Pałac, który mógłby stać się miejscem spotkań, wystaw, wydarzeń kulturalnych, ale również takim, które przypominałoby o prawdziwych bohaterach historii, tych, którzy nie szukali chwały, lecz po prostu czynili to, co uznali za słuszne. Zrujnowany, ale pełen potencjału – to idealny obraz, by zakończyć opowieść o miejscu, które jeszcze może na nowo odnaleźć swoją rolę w historii.
Kilka lat temu, na fali osobistej refleksji i potrzeby naprawienia zaniedbań pamięci, napisałem petycję do prezydenta Francji oraz pani minister kultury rządu nad Sekwaną. Prośba dotyczyła nie tylko upamiętnienia decyzji Dietricha von Choltitza, ale także wzywała do refleksji nad tym, jak niewielkie gesty, jak pamięć o przeszłości, mogą stać się fundamentem pojednania między narodami. Niestety, odpowiedź nie otrzymałem, co smuci staranie się zapomnienia o tym człowieku. Nie uraczysz w Paryżu, placu, ulicy, czy nawet skromnej tablicy wspominającej Dietricha von Choltitza.

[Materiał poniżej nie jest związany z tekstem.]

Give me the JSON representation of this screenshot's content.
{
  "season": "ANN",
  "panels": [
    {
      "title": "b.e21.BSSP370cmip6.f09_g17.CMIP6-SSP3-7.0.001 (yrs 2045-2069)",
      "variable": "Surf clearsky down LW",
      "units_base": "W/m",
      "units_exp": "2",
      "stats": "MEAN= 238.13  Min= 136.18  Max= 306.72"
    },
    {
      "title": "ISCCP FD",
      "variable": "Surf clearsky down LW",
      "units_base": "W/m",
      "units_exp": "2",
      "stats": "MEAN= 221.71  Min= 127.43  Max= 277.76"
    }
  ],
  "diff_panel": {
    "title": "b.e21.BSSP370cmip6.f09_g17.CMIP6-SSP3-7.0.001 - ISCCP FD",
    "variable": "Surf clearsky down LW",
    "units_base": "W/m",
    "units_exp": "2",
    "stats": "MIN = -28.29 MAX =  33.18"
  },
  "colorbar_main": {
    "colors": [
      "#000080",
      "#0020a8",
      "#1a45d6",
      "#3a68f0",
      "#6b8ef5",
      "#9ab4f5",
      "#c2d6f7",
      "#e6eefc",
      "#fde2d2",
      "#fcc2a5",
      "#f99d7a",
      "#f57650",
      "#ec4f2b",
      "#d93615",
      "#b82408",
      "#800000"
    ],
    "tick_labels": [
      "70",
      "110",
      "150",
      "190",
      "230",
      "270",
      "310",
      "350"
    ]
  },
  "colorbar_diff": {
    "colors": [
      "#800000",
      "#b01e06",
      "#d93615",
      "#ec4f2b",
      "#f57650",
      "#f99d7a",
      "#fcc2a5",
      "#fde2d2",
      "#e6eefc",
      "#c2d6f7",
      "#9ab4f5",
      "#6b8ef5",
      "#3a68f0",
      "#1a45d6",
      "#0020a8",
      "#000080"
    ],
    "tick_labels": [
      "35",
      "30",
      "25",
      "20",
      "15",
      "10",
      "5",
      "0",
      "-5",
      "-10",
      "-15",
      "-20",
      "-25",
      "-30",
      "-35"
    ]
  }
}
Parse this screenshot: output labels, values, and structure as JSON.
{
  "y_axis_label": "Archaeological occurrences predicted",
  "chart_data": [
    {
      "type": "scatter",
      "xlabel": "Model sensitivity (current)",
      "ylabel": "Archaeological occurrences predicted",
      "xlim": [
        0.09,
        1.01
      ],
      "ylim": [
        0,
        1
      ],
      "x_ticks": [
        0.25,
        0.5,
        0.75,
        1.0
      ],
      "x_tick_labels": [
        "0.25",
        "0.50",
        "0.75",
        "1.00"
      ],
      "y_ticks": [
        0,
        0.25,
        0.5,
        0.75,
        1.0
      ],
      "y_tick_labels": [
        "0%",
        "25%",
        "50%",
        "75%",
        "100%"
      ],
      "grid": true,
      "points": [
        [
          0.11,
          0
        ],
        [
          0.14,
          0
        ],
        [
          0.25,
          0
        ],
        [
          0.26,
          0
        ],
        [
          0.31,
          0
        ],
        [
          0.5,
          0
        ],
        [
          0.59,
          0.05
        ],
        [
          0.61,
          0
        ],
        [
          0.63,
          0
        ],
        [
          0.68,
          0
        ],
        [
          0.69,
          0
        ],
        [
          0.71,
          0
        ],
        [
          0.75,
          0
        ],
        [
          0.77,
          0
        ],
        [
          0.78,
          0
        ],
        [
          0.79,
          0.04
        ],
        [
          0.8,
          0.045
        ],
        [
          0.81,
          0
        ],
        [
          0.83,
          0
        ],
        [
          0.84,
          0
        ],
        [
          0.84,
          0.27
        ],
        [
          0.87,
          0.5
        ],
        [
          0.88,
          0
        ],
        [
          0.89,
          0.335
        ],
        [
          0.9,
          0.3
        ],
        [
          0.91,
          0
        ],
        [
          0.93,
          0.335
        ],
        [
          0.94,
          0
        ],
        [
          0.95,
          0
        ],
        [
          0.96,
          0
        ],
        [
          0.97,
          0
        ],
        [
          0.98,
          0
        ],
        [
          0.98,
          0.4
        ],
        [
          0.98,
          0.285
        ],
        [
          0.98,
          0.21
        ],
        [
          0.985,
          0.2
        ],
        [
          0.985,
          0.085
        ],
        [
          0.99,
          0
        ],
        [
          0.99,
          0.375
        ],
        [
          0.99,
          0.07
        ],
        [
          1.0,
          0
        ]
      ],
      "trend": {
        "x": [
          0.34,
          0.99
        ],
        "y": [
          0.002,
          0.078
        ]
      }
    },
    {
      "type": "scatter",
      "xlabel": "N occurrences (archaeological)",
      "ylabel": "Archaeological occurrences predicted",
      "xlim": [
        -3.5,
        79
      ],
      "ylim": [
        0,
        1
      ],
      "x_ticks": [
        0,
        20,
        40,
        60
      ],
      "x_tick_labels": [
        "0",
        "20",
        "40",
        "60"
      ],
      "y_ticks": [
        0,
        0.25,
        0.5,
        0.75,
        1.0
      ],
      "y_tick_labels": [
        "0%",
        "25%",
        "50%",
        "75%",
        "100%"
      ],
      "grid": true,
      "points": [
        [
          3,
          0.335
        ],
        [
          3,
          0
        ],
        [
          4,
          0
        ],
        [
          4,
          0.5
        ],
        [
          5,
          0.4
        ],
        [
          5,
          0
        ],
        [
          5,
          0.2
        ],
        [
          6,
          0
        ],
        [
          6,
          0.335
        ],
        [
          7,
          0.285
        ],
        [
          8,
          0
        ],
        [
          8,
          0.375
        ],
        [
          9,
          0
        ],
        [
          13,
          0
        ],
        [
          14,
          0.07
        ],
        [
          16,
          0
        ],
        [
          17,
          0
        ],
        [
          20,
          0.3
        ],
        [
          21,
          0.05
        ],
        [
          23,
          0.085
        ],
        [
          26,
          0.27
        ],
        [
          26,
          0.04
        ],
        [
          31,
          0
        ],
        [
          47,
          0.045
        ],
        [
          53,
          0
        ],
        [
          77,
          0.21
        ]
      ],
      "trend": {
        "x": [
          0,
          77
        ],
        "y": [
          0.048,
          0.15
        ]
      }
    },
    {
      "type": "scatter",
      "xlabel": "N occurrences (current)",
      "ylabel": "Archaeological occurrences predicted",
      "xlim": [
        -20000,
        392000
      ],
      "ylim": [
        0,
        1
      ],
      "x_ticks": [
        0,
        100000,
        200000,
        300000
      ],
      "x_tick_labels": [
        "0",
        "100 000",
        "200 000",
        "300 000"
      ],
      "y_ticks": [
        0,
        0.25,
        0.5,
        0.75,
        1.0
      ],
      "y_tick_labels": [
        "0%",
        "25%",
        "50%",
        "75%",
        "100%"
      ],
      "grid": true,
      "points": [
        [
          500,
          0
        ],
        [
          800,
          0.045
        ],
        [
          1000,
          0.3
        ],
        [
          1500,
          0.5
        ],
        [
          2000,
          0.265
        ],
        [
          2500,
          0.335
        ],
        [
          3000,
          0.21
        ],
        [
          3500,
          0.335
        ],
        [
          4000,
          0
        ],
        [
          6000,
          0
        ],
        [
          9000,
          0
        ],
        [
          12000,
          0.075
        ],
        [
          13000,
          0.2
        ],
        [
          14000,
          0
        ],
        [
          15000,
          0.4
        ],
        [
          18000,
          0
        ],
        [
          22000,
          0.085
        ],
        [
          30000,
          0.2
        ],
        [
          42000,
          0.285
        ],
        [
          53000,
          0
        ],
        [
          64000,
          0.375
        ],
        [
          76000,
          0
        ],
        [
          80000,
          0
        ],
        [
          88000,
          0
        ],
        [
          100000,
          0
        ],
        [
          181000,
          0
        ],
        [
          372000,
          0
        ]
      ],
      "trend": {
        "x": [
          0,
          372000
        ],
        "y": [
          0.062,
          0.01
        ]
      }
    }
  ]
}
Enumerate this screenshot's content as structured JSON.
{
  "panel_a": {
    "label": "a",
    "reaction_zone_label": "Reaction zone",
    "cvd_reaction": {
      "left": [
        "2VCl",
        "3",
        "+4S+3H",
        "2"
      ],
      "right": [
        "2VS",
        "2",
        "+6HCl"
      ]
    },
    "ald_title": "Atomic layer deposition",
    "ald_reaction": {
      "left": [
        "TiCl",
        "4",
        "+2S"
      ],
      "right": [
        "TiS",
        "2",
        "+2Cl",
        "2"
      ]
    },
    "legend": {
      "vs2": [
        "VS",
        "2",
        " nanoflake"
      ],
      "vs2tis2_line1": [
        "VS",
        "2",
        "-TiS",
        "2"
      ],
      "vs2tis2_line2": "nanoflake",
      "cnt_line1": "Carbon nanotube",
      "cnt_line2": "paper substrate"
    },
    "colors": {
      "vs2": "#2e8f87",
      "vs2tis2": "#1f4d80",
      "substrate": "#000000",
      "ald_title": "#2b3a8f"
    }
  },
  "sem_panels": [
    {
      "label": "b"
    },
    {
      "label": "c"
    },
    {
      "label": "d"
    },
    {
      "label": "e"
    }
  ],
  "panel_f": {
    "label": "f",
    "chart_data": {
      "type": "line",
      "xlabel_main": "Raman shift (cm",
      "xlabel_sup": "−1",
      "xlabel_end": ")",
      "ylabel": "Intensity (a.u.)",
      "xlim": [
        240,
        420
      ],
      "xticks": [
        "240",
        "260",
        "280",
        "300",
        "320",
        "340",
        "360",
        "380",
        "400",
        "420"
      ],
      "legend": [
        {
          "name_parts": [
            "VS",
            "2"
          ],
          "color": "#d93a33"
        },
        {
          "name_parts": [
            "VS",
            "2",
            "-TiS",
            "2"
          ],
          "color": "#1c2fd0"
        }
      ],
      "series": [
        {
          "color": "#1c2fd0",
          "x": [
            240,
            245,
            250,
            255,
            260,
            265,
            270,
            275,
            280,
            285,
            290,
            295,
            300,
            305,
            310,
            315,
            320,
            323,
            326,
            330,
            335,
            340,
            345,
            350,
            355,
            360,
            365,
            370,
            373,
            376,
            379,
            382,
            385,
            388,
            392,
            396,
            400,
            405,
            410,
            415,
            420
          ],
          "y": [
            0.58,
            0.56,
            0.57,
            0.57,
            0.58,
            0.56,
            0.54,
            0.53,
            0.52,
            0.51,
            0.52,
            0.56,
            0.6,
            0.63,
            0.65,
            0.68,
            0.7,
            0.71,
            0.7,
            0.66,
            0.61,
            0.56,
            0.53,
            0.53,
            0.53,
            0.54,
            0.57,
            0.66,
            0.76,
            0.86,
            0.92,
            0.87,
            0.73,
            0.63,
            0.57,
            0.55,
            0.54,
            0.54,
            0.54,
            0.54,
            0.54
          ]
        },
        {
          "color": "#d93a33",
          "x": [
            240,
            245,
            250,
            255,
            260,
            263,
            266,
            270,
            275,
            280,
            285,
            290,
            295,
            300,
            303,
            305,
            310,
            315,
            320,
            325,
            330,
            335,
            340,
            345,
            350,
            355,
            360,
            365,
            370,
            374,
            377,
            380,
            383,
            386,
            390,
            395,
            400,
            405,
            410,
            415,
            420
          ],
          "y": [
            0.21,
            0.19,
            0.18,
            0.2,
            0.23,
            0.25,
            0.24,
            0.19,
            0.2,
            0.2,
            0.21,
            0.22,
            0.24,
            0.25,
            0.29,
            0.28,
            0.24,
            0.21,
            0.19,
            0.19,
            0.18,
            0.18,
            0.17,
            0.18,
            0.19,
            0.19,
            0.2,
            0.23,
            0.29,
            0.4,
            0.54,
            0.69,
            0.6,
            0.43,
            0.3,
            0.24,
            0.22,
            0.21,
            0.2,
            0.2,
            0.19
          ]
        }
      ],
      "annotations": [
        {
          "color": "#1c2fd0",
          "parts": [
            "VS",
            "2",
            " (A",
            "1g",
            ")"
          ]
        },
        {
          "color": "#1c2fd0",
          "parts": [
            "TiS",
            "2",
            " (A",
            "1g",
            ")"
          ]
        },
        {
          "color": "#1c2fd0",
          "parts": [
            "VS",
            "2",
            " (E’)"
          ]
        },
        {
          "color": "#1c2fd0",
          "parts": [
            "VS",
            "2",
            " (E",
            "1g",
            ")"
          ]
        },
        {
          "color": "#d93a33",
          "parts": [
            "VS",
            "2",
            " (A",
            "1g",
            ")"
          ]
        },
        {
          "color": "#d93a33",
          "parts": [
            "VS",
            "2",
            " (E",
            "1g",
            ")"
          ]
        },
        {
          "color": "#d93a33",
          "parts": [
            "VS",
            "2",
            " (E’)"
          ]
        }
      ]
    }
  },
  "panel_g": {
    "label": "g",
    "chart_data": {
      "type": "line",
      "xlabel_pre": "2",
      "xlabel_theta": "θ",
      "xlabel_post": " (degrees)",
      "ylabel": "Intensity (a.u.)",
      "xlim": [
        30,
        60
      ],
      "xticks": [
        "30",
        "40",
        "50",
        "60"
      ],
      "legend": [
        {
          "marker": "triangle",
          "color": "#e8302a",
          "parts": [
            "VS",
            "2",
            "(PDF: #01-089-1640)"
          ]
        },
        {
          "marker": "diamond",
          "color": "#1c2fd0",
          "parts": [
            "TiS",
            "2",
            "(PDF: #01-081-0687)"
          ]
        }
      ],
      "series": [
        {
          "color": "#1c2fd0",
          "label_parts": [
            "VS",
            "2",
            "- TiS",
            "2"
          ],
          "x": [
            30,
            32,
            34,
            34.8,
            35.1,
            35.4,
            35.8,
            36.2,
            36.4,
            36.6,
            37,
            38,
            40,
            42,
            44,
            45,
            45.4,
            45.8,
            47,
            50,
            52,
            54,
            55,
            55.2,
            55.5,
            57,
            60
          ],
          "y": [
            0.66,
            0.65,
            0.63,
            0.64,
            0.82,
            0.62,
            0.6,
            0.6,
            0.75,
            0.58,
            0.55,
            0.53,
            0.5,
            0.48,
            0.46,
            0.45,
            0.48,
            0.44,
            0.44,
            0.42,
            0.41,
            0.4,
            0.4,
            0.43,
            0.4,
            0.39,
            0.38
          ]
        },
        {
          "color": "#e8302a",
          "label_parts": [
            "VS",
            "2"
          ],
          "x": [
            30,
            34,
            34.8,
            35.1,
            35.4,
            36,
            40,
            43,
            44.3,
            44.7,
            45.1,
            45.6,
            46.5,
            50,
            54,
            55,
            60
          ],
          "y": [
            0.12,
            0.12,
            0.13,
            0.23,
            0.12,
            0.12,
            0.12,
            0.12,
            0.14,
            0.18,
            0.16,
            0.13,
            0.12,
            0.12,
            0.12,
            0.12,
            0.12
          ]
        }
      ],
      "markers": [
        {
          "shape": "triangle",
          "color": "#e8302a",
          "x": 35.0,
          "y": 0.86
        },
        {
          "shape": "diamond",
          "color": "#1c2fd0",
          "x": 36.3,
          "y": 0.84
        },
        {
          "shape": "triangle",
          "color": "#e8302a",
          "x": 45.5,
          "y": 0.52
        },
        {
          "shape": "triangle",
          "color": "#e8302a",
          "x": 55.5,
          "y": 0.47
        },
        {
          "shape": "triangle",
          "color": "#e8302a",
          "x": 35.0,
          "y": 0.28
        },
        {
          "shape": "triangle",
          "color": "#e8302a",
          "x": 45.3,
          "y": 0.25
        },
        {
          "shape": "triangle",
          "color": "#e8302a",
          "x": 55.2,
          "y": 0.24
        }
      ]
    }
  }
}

Francja, kraj kultury, sztuki i refleksji, nie potrafiła spojrzeć na swoją przeszłość w pełnym wymiarze, uznając, że rozdziały tej historii nie są warte wspólnego świętowania, a tym bardziej pamięci. Choć dumna narodowość i historyczna tożsamość Francuzów są nie do podważenia, brak pokory i gotowości do uznania, że historia to coś więcej niż tylko duma narodowa, to smutna cena, jaką płacimy za ignorancję.
Jednak mimo tego rozczarowania, historia i jej bohaterowie nie są tylko domeną politycznych decyzji. Pamięć trwa, nawet jeśli nie znajdzie swojego miejsca w muzeach czy na pomnikach. Może to my – małe wspólnoty, pasjonaci historii, społecznicy i ci, którzy wciąż widzą wartość w pojednaniu – powinniśmy wziąć na siebie odpowiedzialność za kultywowanie pamięci.
Pałac w Łące Prudnickiej, niejednokrotnie zapomniany przez państwowe instytucje, może stać się tym, gdzie pamięć o historii nie umiera. Może to od nas zależy, czy te gesty pojednania i upamiętnienia będą miały przyszłość. Choć Francja nie podjęła tej rozmowy, może to w nas, tu, w Śląsku, kryje się potencjał, by wyciągnąć rękę do przeszłości, by uczcić to, co zasługuje na szacunek – bez względu na narodowość, bez względu na mundur.